There’s a running joke amongst people of my generation that asks “Where’s the flying car I was promised?” This originates with the cartoon show The Jetsons. Set in 2062, The Jetsons foretold a future of not only flying cars, but also robot maids, food replicators, and clothing that magically dressed the wearer without effort.
This was a cheerier vision of the future than the one shown in Blade Runner. And we’ve got a few years before 2062 rolls around, so maybe we’ll get our flying cars after all. But I can’t help but think of all the things we don’t have that we should.
The best-paying jobs are in the “futuristic” fields of technology, as expected, but the education required to get those jobs almost always requires assuming crippling debt. It’s becoming more and more difficult for people to buy homes, support families, and save for retirement (if we can retire at all). Lives that were supposed to become easier have instead become more difficult in many very important ways.

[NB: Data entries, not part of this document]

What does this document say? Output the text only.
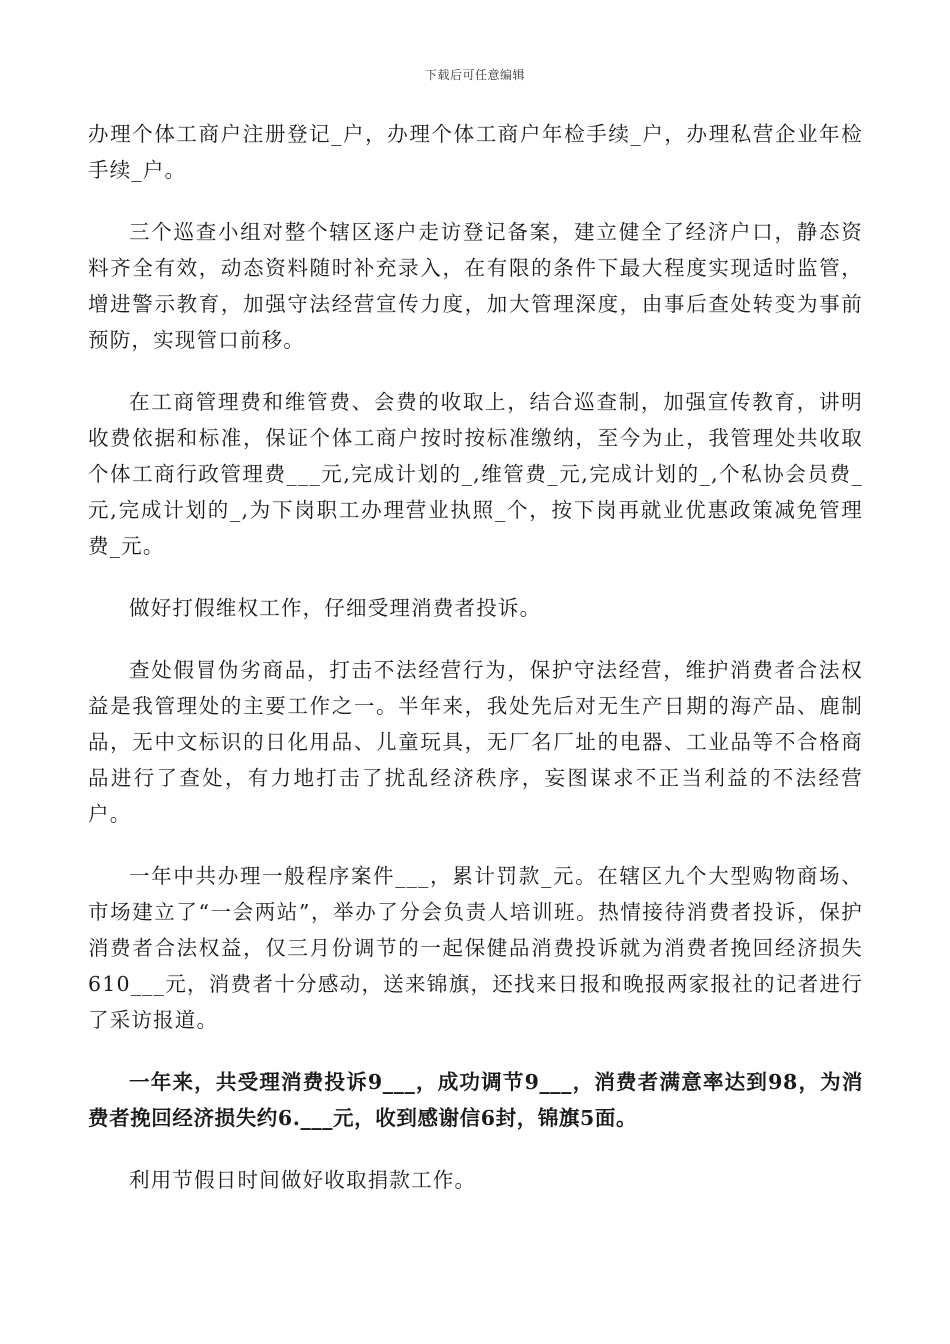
下载后可任意编辑

办理个体工商户注册登记_户，办理个体工商户年检手续_户，办理私营企业年检手续_户。

三个巡查小组对整个辖区逐户走访登记备案，建立健全了经济户口，静态资料齐全有效，动态资料随时补充录入，在有限的条件下最大程度实现适时监管，增进警示教育，加强守法经营宣传力度，加大管理深度，由事后查处转变为事前预防，实现管口前移。

在工商管理费和维管费、会费的收取上，结合巡查制，加强宣传教育，讲明收费依据和标准，保证个体工商户按时按标准缴纳，至今为止，我管理处共收取个体工商行政管理费___元,完成计划的_,维管费_元,完成计划的_,个私协会员费_元,完成计划的_,为下岗职工办理营业执照_个，按下岗再就业优惠政策减免管理费_元。

做好打假维权工作，仔细受理消费者投诉。

查处假冒伪劣商品，打击不法经营行为，保护守法经营，维护消费者合法权益是我管理处的主要工作之一。半年来，我处先后对无生产日期的海产品、鹿制品，无中文标识的日化用品、儿童玩具，无厂名厂址的电器、工业品等不合格商品进行了查处，有力地打击了扰乱经济秩序，妄图谋求不正当利益的不法经营户。

一年中共办理一般程序案件___，累计罚款_元。在辖区九个大型购物商场、市场建立了“一会两站”，举办了分会负责人培训班。热情接待消费者投诉，保护消费者合法权益，仅三月份调节的一起保健品消费投诉就为消费者挽回经济损失610___元，消费者十分感动，送来锦旗，还找来日报和晚报两家报社的记者进行了采访报道。

一年来，共受理消费投诉9___，成功调节9___，消费者满意率达到98，为消费者挽回经济损失约6.___元，收到感谢信6封，锦旗5面。

利用节假日时间做好收取捐款工作。
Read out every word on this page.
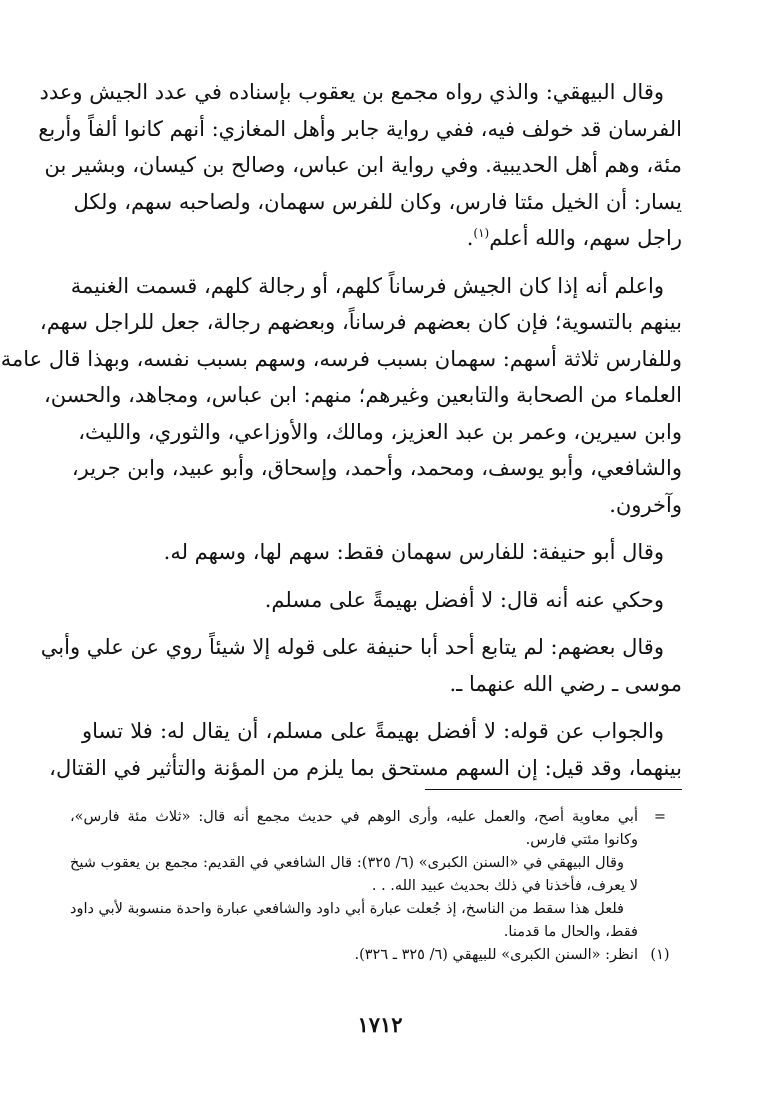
وقال البيهقي: والذي رواه مجمع بن يعقوب بإسناده في عدد الجيش وعدد
الفرسان قد خولف فيه، ففي رواية جابر وأهل المغازي: أنهم كانوا ألفاً وأربع
مئة، وهم أهل الحديبية. وفي رواية ابن عباس، وصالح بن كيسان، وبشير بن
يسار: أن الخيل مئتا فارس، وكان للفرس سهمان، ولصاحبه سهم، ولكل
راجل سهم، والله أعلم$^{(١)}$.

واعلم أنه إذا كان الجيش فرساناً كلهم، أو رجالة كلهم، قسمت الغنيمة
بينهم بالتسوية؛ فإن كان بعضهم فرساناً، وبعضهم رجالة، جعل للراجل سهم،
وللفارس ثلاثة أسهم: سهمان بسبب فرسه، وسهم بسبب نفسه، وبهذا قال عامة
العلماء من الصحابة والتابعين وغيرهم؛ منهم: ابن عباس، ومجاهد، والحسن،
وابن سيرين، وعمر بن عبد العزيز، ومالك، والأوزاعي، والثوري، والليث،
والشافعي، وأبو يوسف، ومحمد، وأحمد، وإسحاق، وأبو عبيد، وابن جرير،
وآخرون.

وقال أبو حنيفة: للفارس سهمان فقط: سهم لها، وسهم له.

وحكي عنه أنه قال: لا أفضل بهيمةً على مسلم.

وقال بعضهم: لم يتابع أحد أبا حنيفة على قوله إلا شيئاً روي عن علي وأبي
موسى ـ رضي الله عنهما ـ.

والجواب عن قوله: لا أفضل بهيمةً على مسلم، أن يقال له: فلا تساو
بينهما، وقد قيل: إن السهم مستحق بما يلزم من المؤنة والتأثير في القتال،

=
أبي معاوية أصح، والعمل عليه، وأرى الوهم في حديث مجمع أنه قال: «ثلاث مئة فارس»،
وكانوا مئتي فارس.
وقال البيهقي في «السنن الكبرى» (٦/ ٣٢٥): قال الشافعي في القديم: مجمع بن يعقوب شيخ
لا يعرف، فأخذنا في ذلك بحديث عبيد الله. . .
فلعل هذا سقط من الناسخ، إذ جُعلت عبارة أبي داود والشافعي عبارة واحدة منسوبة لأبي داود
فقط، والحال ما قدمنا.
(١)
انظر: «السنن الكبرى» للبيهقي (٦/ ٣٢٥ ـ ٣٢٦).
١٧١٢
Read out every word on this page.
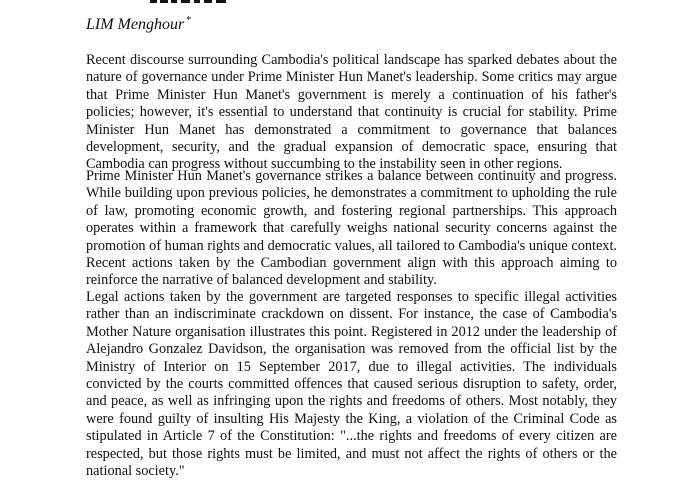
LIM Menghour *

Recent discourse surrounding Cambodia's political landscape has sparked debates about the nature of governance under Prime Minister Hun Manet's leadership. Some critics may argue that Prime Minister Hun Manet's government is merely a continuation of his father's policies; however, it's essential to understand that continuity is crucial for stability. Prime Minister Hun Manet has demonstrated a commitment to governance that balances development, security, and the gradual expansion of democratic space, ensuring that Cambodia can progress without succumbing to the instability seen in other regions.

Prime Minister Hun Manet's governance strikes a balance between continuity and progress. While building upon previous policies, he demonstrates a commitment to upholding the rule of law, promoting economic growth, and fostering regional partnerships. This approach operates within a framework that carefully weighs national security concerns against the promotion of human rights and democratic values, all tailored to Cambodia's unique context. Recent actions taken by the Cambodian government align with this approach aiming to reinforce the narrative of balanced development and stability.

Legal actions taken by the government are targeted responses to specific illegal activities rather than an indiscriminate crackdown on dissent. For instance, the case of Cambodia's Mother Nature organisation illustrates this point. Registered in 2012 under the leadership of Alejandro Gonzalez Davidson, the organisation was removed from the official list by the Ministry of Interior on 15 September 2017, due to illegal activities. The individuals convicted by the courts committed offences that caused serious disruption to safety, order, and peace, as well as infringing upon the rights and freedoms of others. Most notably, they were found guilty of insulting His Majesty the King, a violation of the Criminal Code as stipulated in Article 7 of the Constitution: "...the rights and freedoms of every citizen are respected, but those rights must be limited, and must not affect the rights of others or the national society."
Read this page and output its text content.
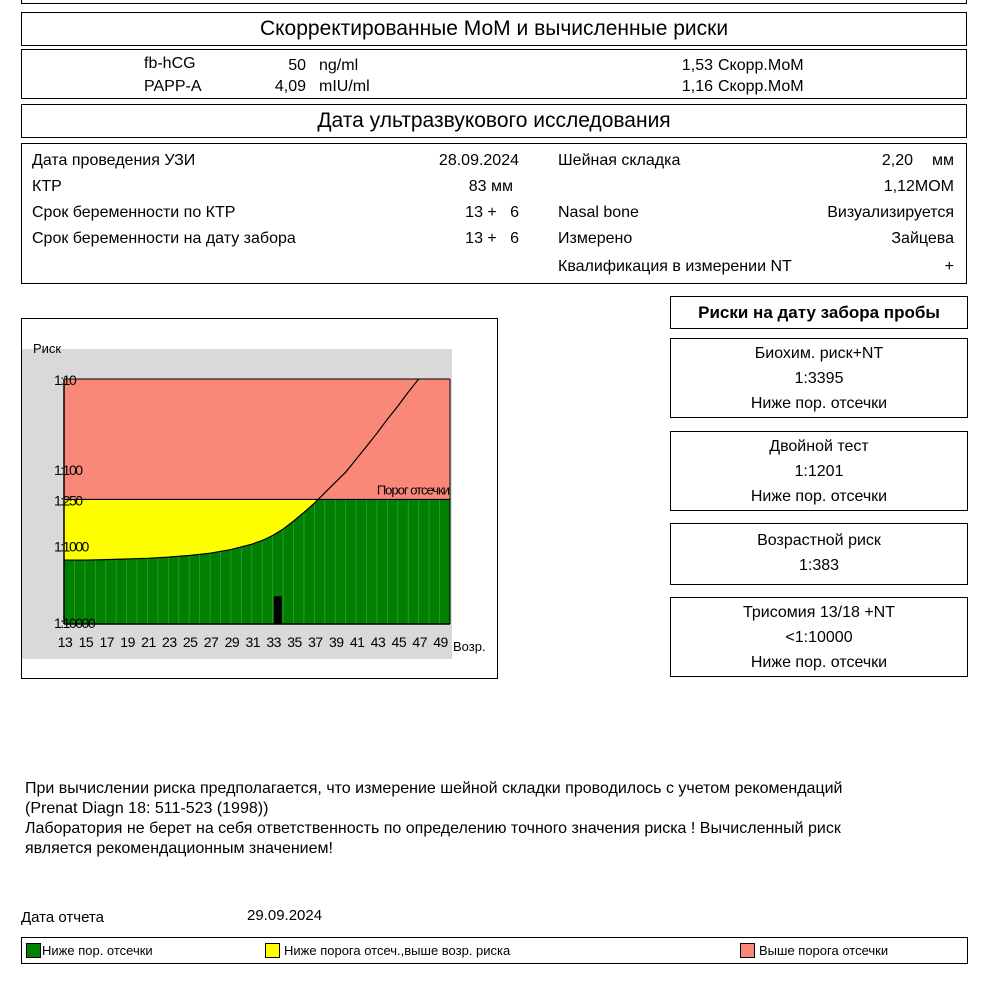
Скорректированные МоМ и вычисленные риски
fb-hCG	50 ng/ml	1,53 Скорр.МоМ
PAPP-A	4,09 mIU/ml	1,16 Скорр.МоМ
Дата ультразвукового исследования
Дата проведения УЗИ	28.09.2024
КТР	83 мм
Срок беременности по КТР	13 +   6
Срок беременности на дату забора	13 +   6
Шейная складка	2,20 мм
1,12МОМ
Nasal bone	Визуализируется
Измерено	Зайцева
Квалификация в измерении NT	+
Риск
1:10
1:100
1:250
1:1000
1:10000
13 15 17 19 21 23 25 27 29 31 33 35 37 39 41 43 45 47 49 Возр.
Порог отсечки
Риски на дату забора пробы
Биохим. риск+NT
1:3395
Ниже пор. отсечки
Двойной тест
1:1201
Ниже пор. отсечки
Возрастной риск
1:383
Трисомия 13/18 +NT
<1:10000
Ниже пор. отсечки
При вычислении риска предполагается, что измерение шейной складки проводилось с учетом рекомендаций
(Prenat Diagn 18: 511-523 (1998))
Лаборатория не берет на себя ответственность по определению точного значения риска ! Вычисленный риск
является рекомендационным значением!
Дата отчета	29.09.2024
Ниже пор. отсечки	Ниже порога отсеч.,выше возр. риска	Выше порога отсечки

It probably doesn’t help my mood that this week is the three-year anniversary of the night the Demented Orange Toddler elbowed his way into our lives, brought eight years of steadily-advancing, if imperfect, progress to a screeching halt, and life in America became a never-ending game of Oh Crap, What Now?
Instead of working for change, we’ve been too busy weathering a daily storm of incompetence, corruption, and egotism to do much else. And it’s not just here. Worldwide, a veritable parade of leaders seemingly bent on ensuring we can’t have nice things has risen up to try and ensure that the sparkling future we envisioned fails to materialize.
I know that making resolutions for a new year is an artificial way of hitting the restart button. But sometimes it’s all we’ve got. My hope is that November 2, 2020 is the real start of a better future. But that’s a year off, which right now seems like a lifetime, and I need something to hold on to until then.
So as 2019 winds down, instead of lamenting the future we haven’t gotten, I’m trying to envision the one I still want—one where nobody needs to run a crowdfunding campaign to pay for healthcare bills, where encouraging and celebrating education is the rule instead of the exception, where a living wage really allows you to live, where leaving a thriving planet for future generations is more important than making a handful of wealthy people even more wealthy, where truth is more important than personal opinion, where people live in hope instead of in fear.
And, of course, where we all have flying cars. ▼
Michael Thomas Ford is a much-published Lambda Literary award-winning author.